Dir: Luke White. Documentary with: Nick Bourne, Alex Bourne, Amber Maillard, Armond Maillard. 98 mins. No cert.

On the rare occasions the cinema has engaged with Down’s syndrome – and really only 1996’s The Eighth Day and 2019’s The Peanut Butter Falcon spring to mind – it’s been in the form of sweetly sentimental road trips. It travels far wider, but Luke White’s meandering, naggingly superficial and sometimes outright misjudged doc hews to a similar path, dispatching Nick Bourne and younger brother Alex, who has Down’s, to swap tales with similar support networks around the globe. Narrator Nick has Louis Theroux’s specs, crossed-arm stance and stop-start syntax down pat. What he lacks are Theroux’s generally sure journalistic instincts: the sense of where the story lies, the ability to cut to the chase, and the good grace to remove himself from the picture as and when the narrative demands it.

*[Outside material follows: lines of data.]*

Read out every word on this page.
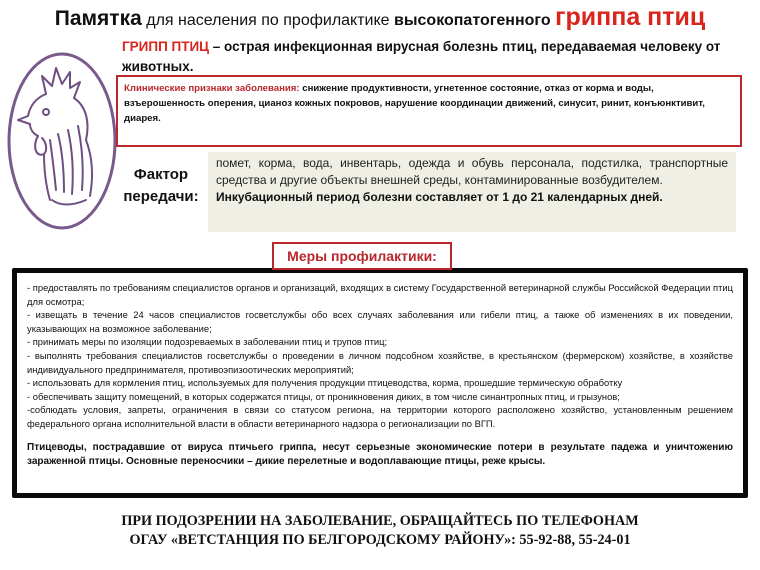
Памятка для населения по профилактике высокопатогенного гриппа птиц
ГРИПП ПТИЦ – острая инфекционная вирусная болезнь птиц, передаваемая человеку от животных.
Клинические признаки заболевания: снижение продуктивности, угнетенное состояние, отказ от корма и воды, взъерошенность оперения, цианоз кожных покровов, нарушение координации движений, синусит, ринит, конъюнктивит, диарея.
Фактор
передачи:
помет, корма, вода, инвентарь, одежда и обувь персонала, подстилка, транспортные средства и другие объекты внешней среды, контаминированные возбудителем.
Инкубационный период болезни составляет от 1 до 21 календарных дней.
Меры профилактики:
- предоставлять по требованиям специалистов органов и организаций, входящих в систему Государственной ветеринарной службы Российской Федерации птиц для осмотра;
- извещать в течение 24 часов специалистов госветслужбы обо всех случаях заболевания или гибели птиц, а также об изменениях в их поведении, указывающих на возможное заболевание;
- принимать меры по изоляции подозреваемых в заболевании птиц и трупов птиц;
- выполнять требования специалистов госветслужбы о проведении в личном подсобном хозяйстве, в крестьянском (фермерском) хозяйстве, в хозяйстве индивидуального предпринимателя, противоэпизоотических мероприятий;
- использовать для кормления птиц, используемых для получения продукции птицеводства, корма, прошедшие термическую обработку
- обеспечивать защиту помещений, в которых содержатся птицы, от проникновения диких, в том числе синантропных птиц, и грызунов;
-соблюдать условия, запреты, ограничения в связи со статусом региона, на территории которого расположено хозяйство, установленным решением федерального органа исполнительной власти в области ветеринарного надзора о регионализации по ВГП.
Птицеводы, пострадавшие от вируса птичьего гриппа, несут серьезные экономические потери в результате падежа и уничтожению зараженной птицы. Основные переносчики – дикие перелетные и водоплавающие птицы, реже крысы.
ПРИ ПОДОЗРЕНИИ НА ЗАБОЛЕВАНИЕ, ОБРАЩАЙТЕСЬ ПО ТЕЛЕФОНАМ
ОГАУ «ВЕТСТАНЦИЯ ПО БЕЛГОРОДСКОМУ РАЙОНУ»: 55-92-88, 55-24-01
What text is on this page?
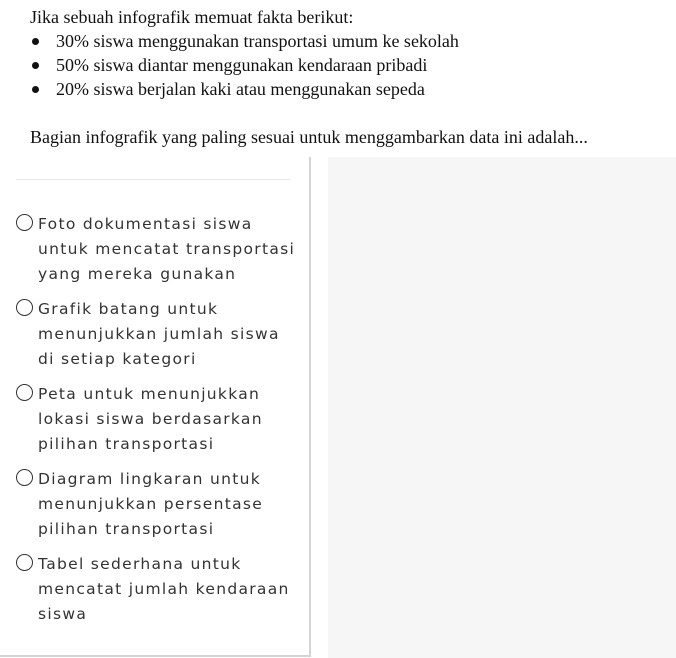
Jika sebuah infografik memuat fakta berikut:
30% siswa menggunakan transportasi umum ke sekolah
50% siswa diantar menggunakan kendaraan pribadi
20% siswa berjalan kaki atau menggunakan sepeda
Bagian infografik yang paling sesuai untuk menggambarkan data ini adalah...
Foto dokumentasi siswa
untuk mencatat transportasi
yang mereka gunakan
Grafik batang untuk
menunjukkan jumlah siswa
di setiap kategori
Peta untuk menunjukkan
lokasi siswa berdasarkan
pilihan transportasi
Diagram lingkaran untuk
menunjukkan persentase
pilihan transportasi
Tabel sederhana untuk
mencatat jumlah kendaraan
siswa
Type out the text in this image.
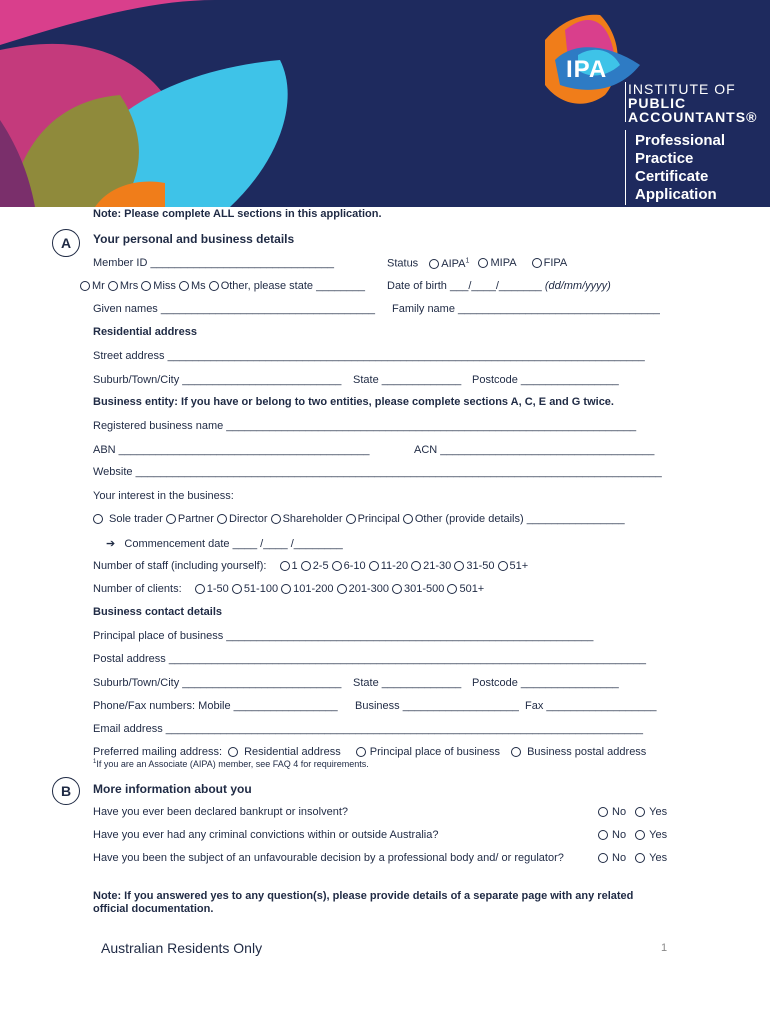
IPA
INSTITUTE OF
PUBLIC
ACCOUNTANTS®
Professional
Practice
Certificate
Application
Note: Please complete ALL sections in this application.
A	Your personal and business details
Member ID ______________________________	Status AIPA$^1$ MIPA FIPA
Mr Mrs Miss Ms Other, please state ________ Date of birth ___/____/_______ (dd/mm/yyyy)
Given names ___________________________________ Family name _________________________________
Residential address
Street address ______________________________________________________________________________
Suburb/Town/City __________________________ State _____________ Postcode ________________
Business entity: If you have or belong to two entities, please complete sections A, C, E and G twice.
Registered business name ___________________________________________________________________
ABN _________________________________________	ACN ___________________________________
Website ______________________________________________________________________________________
Your interest in the business:
Sole trader Partner Director Shareholder Principal Other (provide details) ________________
➔ Commencement date ____ /____ /________
Number of staff (including yourself): 1 2-5 6-10 11-20 21-30 31-50 51+
Number of clients: 1-50 51-100 101-200 201-300 301-500 501+
Business contact details
Principal place of business ____________________________________________________________
Postal address ______________________________________________________________________________
Suburb/Town/City __________________________ State _____________ Postcode ________________
Phone/Fax numbers: Mobile _________________ Business ___________________ Fax __________________
Email address ______________________________________________________________________________
Preferred mailing address: Residential address	Principal place of business Business postal address
$^1$If you are an Associate (AIPA) member, see FAQ 4 for requirements.
B	More information about you
Have you ever been declared bankrupt or insolvent?	No Yes
Have you ever had any criminal convictions within or outside Australia?	No Yes
Have you been the subject of an unfavourable decision by a professional body and/ or regulator?	No Yes
Note: If you answered yes to any question(s), please provide details of a separate page with any related
official documentation.
Australian Residents Only	1
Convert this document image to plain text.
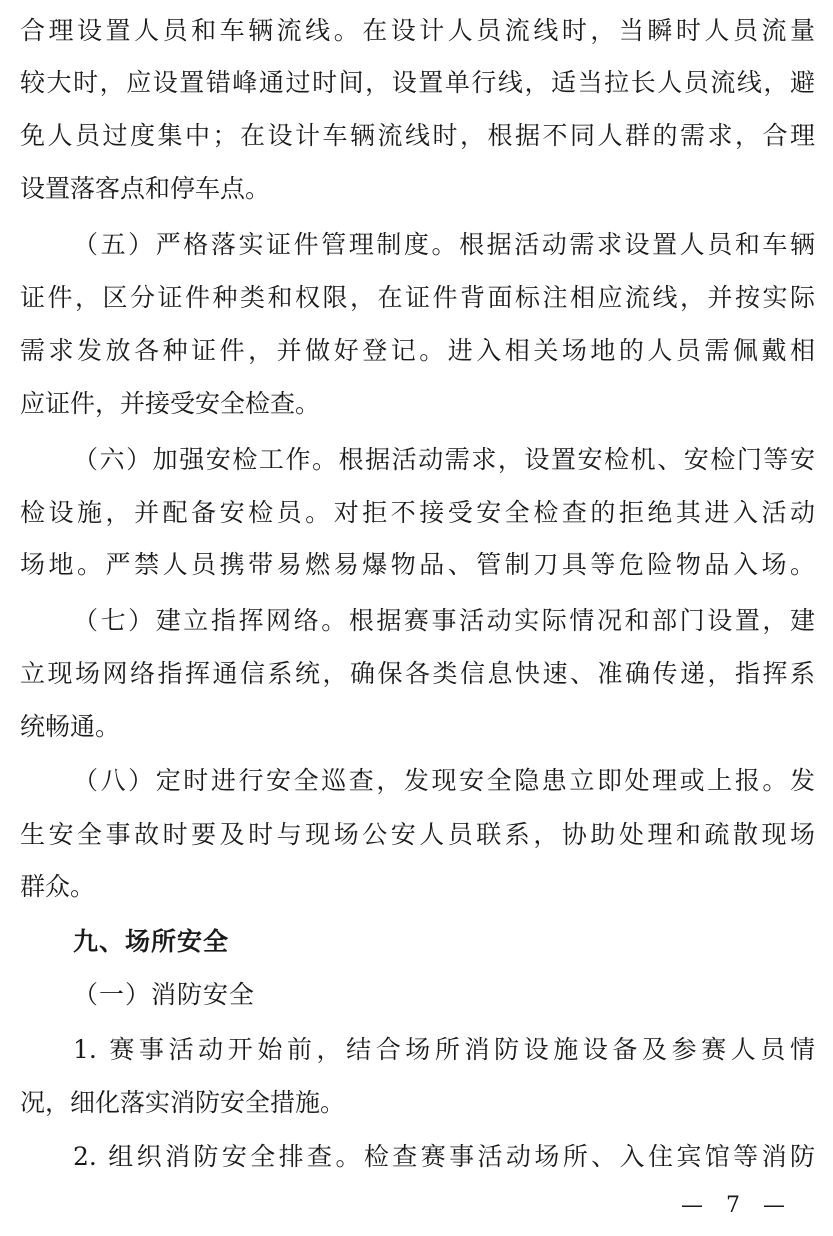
合理设置人员和车辆流线。在设计人员流线时，当瞬时人员流量
较大时，应设置错峰通过时间，设置单行线，适当拉长人员流线，避
免人员过度集中；在设计车辆流线时，根据不同人群的需求，合理
设置落客点和停车点。
（五）严格落实证件管理制度。根据活动需求设置人员和车辆
证件，区分证件种类和权限，在证件背面标注相应流线，并按实际
需求发放各种证件，并做好登记。进入相关场地的人员需佩戴相
应证件，并接受安全检查。
（六）加强安检工作。根据活动需求，设置安检机、安检门等安
检设施，并配备安检员。对拒不接受安全检查的拒绝其进入活动
场地。严禁人员携带易燃易爆物品、管制刀具等危险物品入场。
（七）建立指挥网络。根据赛事活动实际情况和部门设置，建
立现场网络指挥通信系统，确保各类信息快速、准确传递，指挥系
统畅通。
（八）定时进行安全巡查，发现安全隐患立即处理或上报。发
生安全事故时要及时与现场公安人员联系，协助处理和疏散现场
群众。
九、场所安全
（一）消防安全
1. 赛事活动开始前，结合场所消防设施设备及参赛人员情
况，细化落实消防安全措施。
2. 组织消防安全排查。检查赛事活动场所、入住宾馆等消防
— 7 —
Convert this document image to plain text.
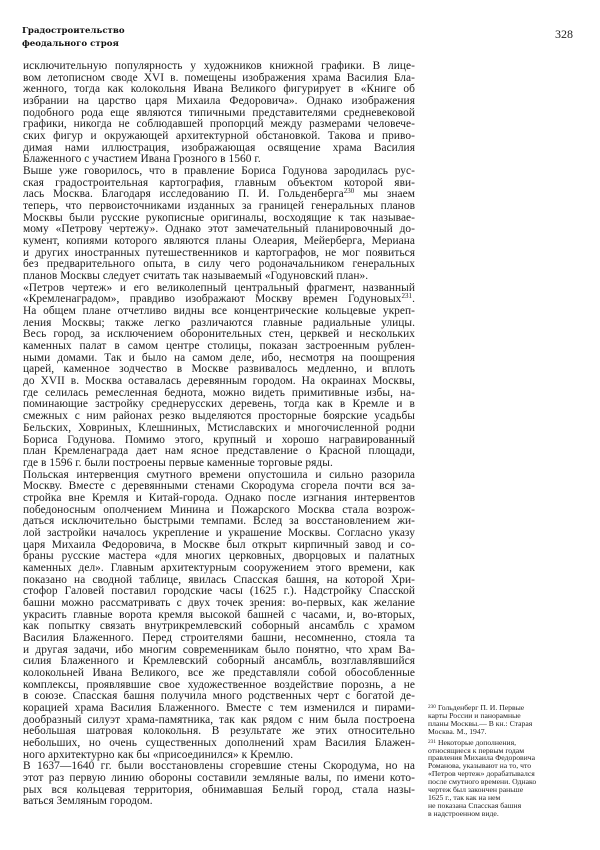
Градостроительство
феодального строя
328
исключительную популярность у художников книжной графики. В лице-
вом летописном своде XVI в. помещены изображения храма Василия Бла-
женного, тогда как колокольня Ивана Великого фигурирует в «Книге об
избрании на царство царя Михаила Федоровича». Однако изображения
подобного рода еще являются типичными представителями средневековой
графики, никогда не соблюдавшей пропорций между размерами человече-
ских фигур и окружающей архитектурной обстановкой. Такова и приво-
димая нами иллюстрация, изображающая освящение храма Василия
Блаженного с участием Ивана Грозного в 1560 г.
Выше уже говорилось, что в правление Бориса Годунова зародилась рус-
ская градостроительная картография, главным объектом которой яви-
лась Москва. Благодаря исследованию П. И. Гольденберга$^{230}$ мы знаем
теперь, что первоисточниками изданных за границей генеральных планов
Москвы были русские рукописные оригиналы, восходящие к так называе-
мому «Петрову чертежу». Однако этот замечательный планировочный до-
кумент, копиями которого являются планы Олеария, Мейерберга, Мериана
и других иностранных путешественников и картографов, не мог появиться
без предварительного опыта, в силу чего родоначальником генеральных
планов Москвы следует считать так называемый «Годуновский план».
«Петров чертеж» и его великолепный центральный фрагмент, названный
«Кремленаградом», правдиво изображают Москву времен Годуновых$^{231}$.
На общем плане отчетливо видны все концентрические кольцевые укреп-
ления Москвы; также легко различаются главные радиальные улицы.
Весь город, за исключением оборонительных стен, церквей и нескольких
каменных палат в самом центре столицы, показан застроенным рублен-
ными домами. Так и было на самом деле, ибо, несмотря на поощрения
царей, каменное зодчество в Москве развивалось медленно, и вплоть
до XVII в. Москва оставалась деревянным городом. На окраинах Москвы,
где селилась ремесленная беднота, можно видеть примитивные избы, на-
поминающие застройку среднерусских деревень, тогда как в Кремле и в
смежных с ним районах резко выделяются просторные боярские усадьбы
Бельских, Ховриных, Клешниных, Мстиславских и многочисленной родни
Бориса Годунова. Помимо этого, крупный и хорошо награвированный
план Кремленаграда дает нам ясное представление о Красной площади,
где в 1596 г. были построены первые каменные торговые ряды.
Польская интервенция смутного времени опустошила и сильно разорила
Москву. Вместе с деревянными стенами Скородума сгорела почти вся за-
стройка вне Кремля и Китай-города. Однако после изгнания интервентов
победоносным ополчением Минина и Пожарского Москва стала возрож-
даться исключительно быстрыми темпами. Вслед за восстановлением жи-
лой застройки началось укрепление и украшение Москвы. Согласно указу
царя Михаила Федоровича, в Москве был открыт кирпичный завод и со-
браны русские мастера «для многих церковных, дворцовых и палатных
каменных дел». Главным архитектурным сооружением этого времени, как
показано на сводной таблице, явилась Спасская башня, на которой Хри-
стофор Галовей поставил городские часы (1625 г.). Надстройку Спасской
башни можно рассматривать с двух точек зрения: во-первых, как желание
украсить главные ворота кремля высокой башней с часами, и, во-вторых,
как попытку связать внутрикремлевский соборный ансамбль с храмом
Василия Блаженного. Перед строителями башни, несомненно, стояла та
и другая задачи, ибо многим современникам было понятно, что храм Ва-
силия Блаженного и Кремлевский соборный ансамбль, возглавлявшийся
колокольней Ивана Великого, все же представляли собой обособленные
комплексы, проявлявшие свое художественное воздействие порознь, а не
в союзе. Спасская башня получила много родственных черт с богатой де-
корацией храма Василия Блаженного. Вместе с тем изменился и пирами-
дообразный силуэт храма-памятника, так как рядом с ним была построена
небольшая шатровая колокольня. В результате же этих относительно
небольших, но очень существенных дополнений храм Василия Блажен-
ного архитектурно как бы «присоединился» к Кремлю.
В 1637—1640 гг. были восстановлены сгоревшие стены Скородума, но на
этот раз первую линию обороны составили земляные валы, по имени кото-
рых вся кольцевая территория, обнимавшая Белый город, стала назы-
ваться Земляным городом.
$^{230}$ Гольденберг П. И. Первые
карты России и панорамные
планы Москвы.— В кн.: Старая
Москва. М., 1947.
$^{231}$ Некоторые дополнения,
относящиеся к первым годам
правления Михаила Федоровича
Романова, указывают на то, что
«Петров чертеж» дорабатывался
после смутного времени. Однако
чертеж был закончен раньше
1625 г., так как на нем
не показана Спасская башня
в надстроенном виде.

The film’s strongest suit is its fond observation of the brothers’ interactions – larking around Central Park, cleaning up after underwear-soaking accidents – which speaks to a great love and tenderness. In itself, this would be instructive. Elsewhere, White betrays the influence of constructed-reality TV: a scene of Nick and Alex roughhousing looks to have been captured by multiple cameras simultaneously – or replayed for one camera – and their progress invokes the dread word “journey”. Yet their jetting-off raises questions of privilege that are only patchily answered on screen, and Handsome becomes excruciatingly naïve the further it travels; as the brothers poke round Mumbai’s slums and visit palmists in Hanoi, both the film’s gaze and its editorial take a pronounced turn for the touristic.

A fundamental problem is that wherever the Bournes go, the conversations they initiate aren’t deep enough to generate the lessons the film goes hunting. We see lovely scenery in Cornwall, and meet lovely people in Brooklyn, but there’s nothing on this itinerary to make viewers stop and think. Worse: there’s way too much of one brother, and nowhere near enough of the other. Nick seems semi-aware of this failing – “I’m talking about you as if you’re not here,” he apologises to Armand Maillard, a young New Yorker with Down’s – but Alex remains a largely mute background presence, left looking bored in mid-interview cutaways. In Vietnam, he appears to go into outright foot-dragging revolt, possibly fed up with being hauled round as baggage on a middling Gap-year project.

Handsome opens in selected cinemas from Monday.